The judgment confirms that consultation obligations cannot be satisfied by contractual arrangements or assumptions that others are managing safety.


Dreamworld Thunder River Rapids Fatalities – Coronial Findings


Following the deaths of four patrons at Dreamworld in 2016, the Queensland Coroner identified systemic failures in safety management and governance. There was no holistic risk assessment, no coordinated change‑management process, and reliance on frontline operators to identify risks without adequate authority or support.

Subsequent professional analysis consistently identifies the absence of structured consultation and hazard escalation as a central factor. Known ride issues were not translated into decision‑making, demonstrating what occurs when consultation is nominal rather than functional.


Officers’ Responsibility to Ensure Consultation Occurs


Officers and senior managers have a personal duty to exercise due diligence to ensure PCBUs comply with their WHS obligations. This includes ensuring that consultation systems exist, are resourced, and are actually used.
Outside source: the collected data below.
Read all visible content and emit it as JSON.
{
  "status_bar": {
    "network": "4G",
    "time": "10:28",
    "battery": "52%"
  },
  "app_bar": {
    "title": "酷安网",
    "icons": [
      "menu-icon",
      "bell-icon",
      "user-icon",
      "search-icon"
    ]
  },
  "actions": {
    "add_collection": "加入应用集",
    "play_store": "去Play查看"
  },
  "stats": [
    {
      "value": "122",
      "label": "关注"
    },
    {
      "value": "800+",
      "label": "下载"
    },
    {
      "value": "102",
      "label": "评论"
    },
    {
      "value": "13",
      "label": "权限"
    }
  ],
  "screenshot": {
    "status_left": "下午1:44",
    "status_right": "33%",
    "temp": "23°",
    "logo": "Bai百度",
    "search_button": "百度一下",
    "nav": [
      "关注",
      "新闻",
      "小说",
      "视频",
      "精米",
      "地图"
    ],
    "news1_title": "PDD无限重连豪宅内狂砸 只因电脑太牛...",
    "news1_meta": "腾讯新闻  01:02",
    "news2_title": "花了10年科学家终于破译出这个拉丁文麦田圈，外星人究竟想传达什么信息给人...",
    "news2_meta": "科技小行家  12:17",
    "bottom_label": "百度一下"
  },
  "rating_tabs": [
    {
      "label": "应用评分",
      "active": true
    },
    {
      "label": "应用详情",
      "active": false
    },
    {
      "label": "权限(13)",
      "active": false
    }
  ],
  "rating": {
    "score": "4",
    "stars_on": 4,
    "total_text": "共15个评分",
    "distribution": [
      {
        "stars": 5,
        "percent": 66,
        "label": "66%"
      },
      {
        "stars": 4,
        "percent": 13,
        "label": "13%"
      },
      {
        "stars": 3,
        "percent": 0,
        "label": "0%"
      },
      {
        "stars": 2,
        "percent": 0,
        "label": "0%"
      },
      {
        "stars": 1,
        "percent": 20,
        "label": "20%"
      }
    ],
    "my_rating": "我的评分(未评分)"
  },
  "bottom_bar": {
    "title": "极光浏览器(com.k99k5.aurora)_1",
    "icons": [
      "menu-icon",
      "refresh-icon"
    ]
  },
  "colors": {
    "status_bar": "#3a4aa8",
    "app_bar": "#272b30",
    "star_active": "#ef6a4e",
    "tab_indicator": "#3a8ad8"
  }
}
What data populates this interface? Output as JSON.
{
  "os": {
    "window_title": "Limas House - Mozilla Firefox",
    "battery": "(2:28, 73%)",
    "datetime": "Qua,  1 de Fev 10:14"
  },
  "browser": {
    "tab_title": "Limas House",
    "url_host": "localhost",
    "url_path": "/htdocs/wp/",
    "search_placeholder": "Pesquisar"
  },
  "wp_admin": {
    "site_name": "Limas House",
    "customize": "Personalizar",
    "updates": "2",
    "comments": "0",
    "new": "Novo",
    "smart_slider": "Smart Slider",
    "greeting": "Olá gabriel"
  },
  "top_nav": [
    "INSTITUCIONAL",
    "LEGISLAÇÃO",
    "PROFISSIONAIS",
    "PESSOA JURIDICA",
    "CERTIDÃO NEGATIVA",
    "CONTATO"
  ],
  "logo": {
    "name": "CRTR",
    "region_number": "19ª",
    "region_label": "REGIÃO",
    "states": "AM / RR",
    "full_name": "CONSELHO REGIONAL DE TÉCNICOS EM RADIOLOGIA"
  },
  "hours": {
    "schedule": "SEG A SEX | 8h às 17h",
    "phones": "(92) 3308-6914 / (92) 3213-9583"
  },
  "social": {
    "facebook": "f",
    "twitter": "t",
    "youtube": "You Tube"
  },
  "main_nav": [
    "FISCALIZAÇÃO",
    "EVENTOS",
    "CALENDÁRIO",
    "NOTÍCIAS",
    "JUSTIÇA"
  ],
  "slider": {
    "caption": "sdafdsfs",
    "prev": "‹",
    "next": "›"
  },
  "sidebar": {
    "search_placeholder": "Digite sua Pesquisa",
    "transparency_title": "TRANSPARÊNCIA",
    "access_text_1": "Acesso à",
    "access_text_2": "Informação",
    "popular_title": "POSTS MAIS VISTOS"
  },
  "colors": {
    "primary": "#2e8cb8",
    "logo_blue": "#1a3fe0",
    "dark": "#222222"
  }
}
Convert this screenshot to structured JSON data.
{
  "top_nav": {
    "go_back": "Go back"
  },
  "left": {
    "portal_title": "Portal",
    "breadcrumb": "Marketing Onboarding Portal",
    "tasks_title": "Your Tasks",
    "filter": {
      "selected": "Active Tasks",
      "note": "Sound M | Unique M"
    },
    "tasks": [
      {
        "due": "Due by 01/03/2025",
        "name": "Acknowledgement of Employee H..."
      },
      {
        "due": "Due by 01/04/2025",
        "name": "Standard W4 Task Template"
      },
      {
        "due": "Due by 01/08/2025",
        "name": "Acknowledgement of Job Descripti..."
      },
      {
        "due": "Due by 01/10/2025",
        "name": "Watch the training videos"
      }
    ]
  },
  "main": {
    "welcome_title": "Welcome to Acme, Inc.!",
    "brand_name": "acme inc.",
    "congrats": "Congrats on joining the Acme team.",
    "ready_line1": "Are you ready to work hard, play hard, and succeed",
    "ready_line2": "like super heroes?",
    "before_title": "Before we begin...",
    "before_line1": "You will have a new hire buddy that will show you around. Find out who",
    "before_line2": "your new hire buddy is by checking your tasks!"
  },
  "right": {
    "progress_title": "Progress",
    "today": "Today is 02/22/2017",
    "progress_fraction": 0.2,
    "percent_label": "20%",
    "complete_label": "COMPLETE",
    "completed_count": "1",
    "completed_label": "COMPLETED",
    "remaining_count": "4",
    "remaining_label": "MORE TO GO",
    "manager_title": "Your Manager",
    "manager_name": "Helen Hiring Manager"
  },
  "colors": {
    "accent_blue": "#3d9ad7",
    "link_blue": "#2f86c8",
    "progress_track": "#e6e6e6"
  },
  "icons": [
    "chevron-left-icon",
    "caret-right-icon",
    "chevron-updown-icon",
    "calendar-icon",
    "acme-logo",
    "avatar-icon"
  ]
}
Courts now scrutinise whether officers verify that worker input is influencing decisions, rather than merely receiving reports or policies.

 

Consultation as a Preventative Control


Effective consultation integrates frontline knowledge into hazard identification, aligns control measures between duty holders, and exposes risks created by change. When consultation is embedded into planning and operations, serious incidents are substantially less likely to occur.


Every organization in Australia must have consultative processes. To further assist, a business may choose to form a health and safety committee to act as an additional resource on top of existing consultation processes. Health and Safety Committees are made up of people from all areas of the workforce and their individual areas of expertise and experience can help the business gather the correct information needed to be able to resolve ongoing or identified WHS matters.


Conclusion


Australian WHS law is unequivocal: consultation is central to safety, not peripheral. The repeated lesson from prosecutions and inquiries is that where PCBUs fail to consult, and officers fail to ensure consultation occurs, foreseeable risks go unmanaged and catastrophic outcomes follow.